Vancouver’s water system, which serves more than 230,000 people, is supplied entirely by underground aquifers, according to the city’s public works department. The same goes for Clark Public Utilities, which provides water to about 30,000 customers in the county. Many other residents use their own wells.
Portland, by contrast, uses above-ground water sources, sent through a system that includes several uncovered reservoirs in the city. That leaves its water supply more susceptible to outside contaminants, including human or animal waste.
Officials announced a boil-water notice for all of Portland on Friday after multiple samples tested positive for E. coli. Another contamination occurred in 2012, though that year’s advisory affected a smaller number of people.
Vancouver hasn’t issued a boil-water order in recent memory, though the city does have a plan in place to get word out quickly in the event of a contamination, officials have said.
Meanwhile, by 4:30 p.m. Friday, Vancouver’s Grand Central Fred Meyer was left with a row of almost empty shelves in the store’s bottled water display.
Portland resident Armon Perryman pulled up to a checkstand at about that time with one dozen cases of Fred Meyer-brand bottled water, explaining that he’d only heard about the boil-water notice at 2:30 p.m. when he got off work at Precision Castparts.
He began his search for water in Portland, where stores had already run out of H2O, Perryman said.
“I went to Wal-Mart, Kmart, the dollar store and WinCo,” before heading north to Vancouver, he said.
The water he was buying would be used for drinking and cooking.

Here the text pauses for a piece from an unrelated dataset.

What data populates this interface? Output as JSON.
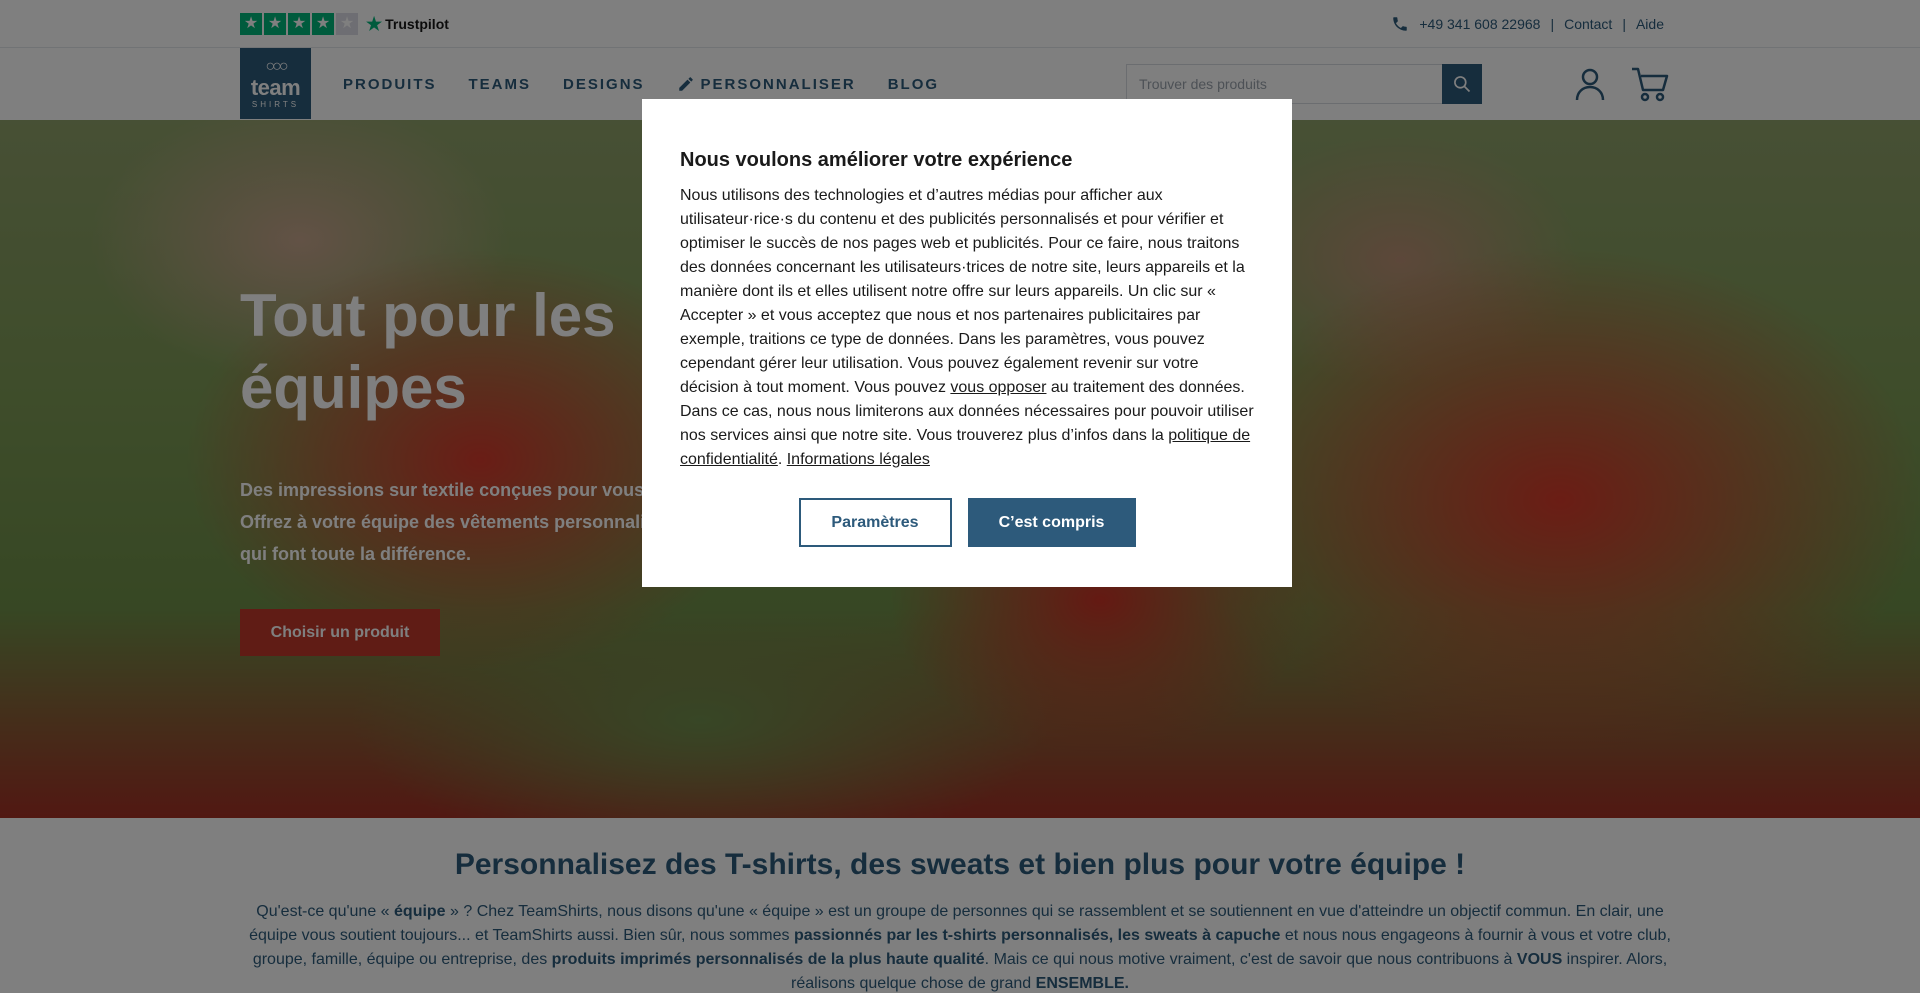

He might give some to a friend, said Perryman, who spent $30 on the water, which was selling for $2.50 per case.
The store’s food manager Ryan Malen said Portland’s water issues had been generating a high volume of customer traffic all day to the store off state Highway 14 at Grand and Columbia House boulevards.
“We have people coming all the way from Gresham and Southeast Portland,” he said.
Malen said store employees had continued to bring its back-stocked bottled water out to the sales floor all day. He expected the store would run out some time Friday evening, and said he wasn’t sure when a new shipment would arrive.
“The priority is Portland,” he said. “We’re just selling what we had left over.”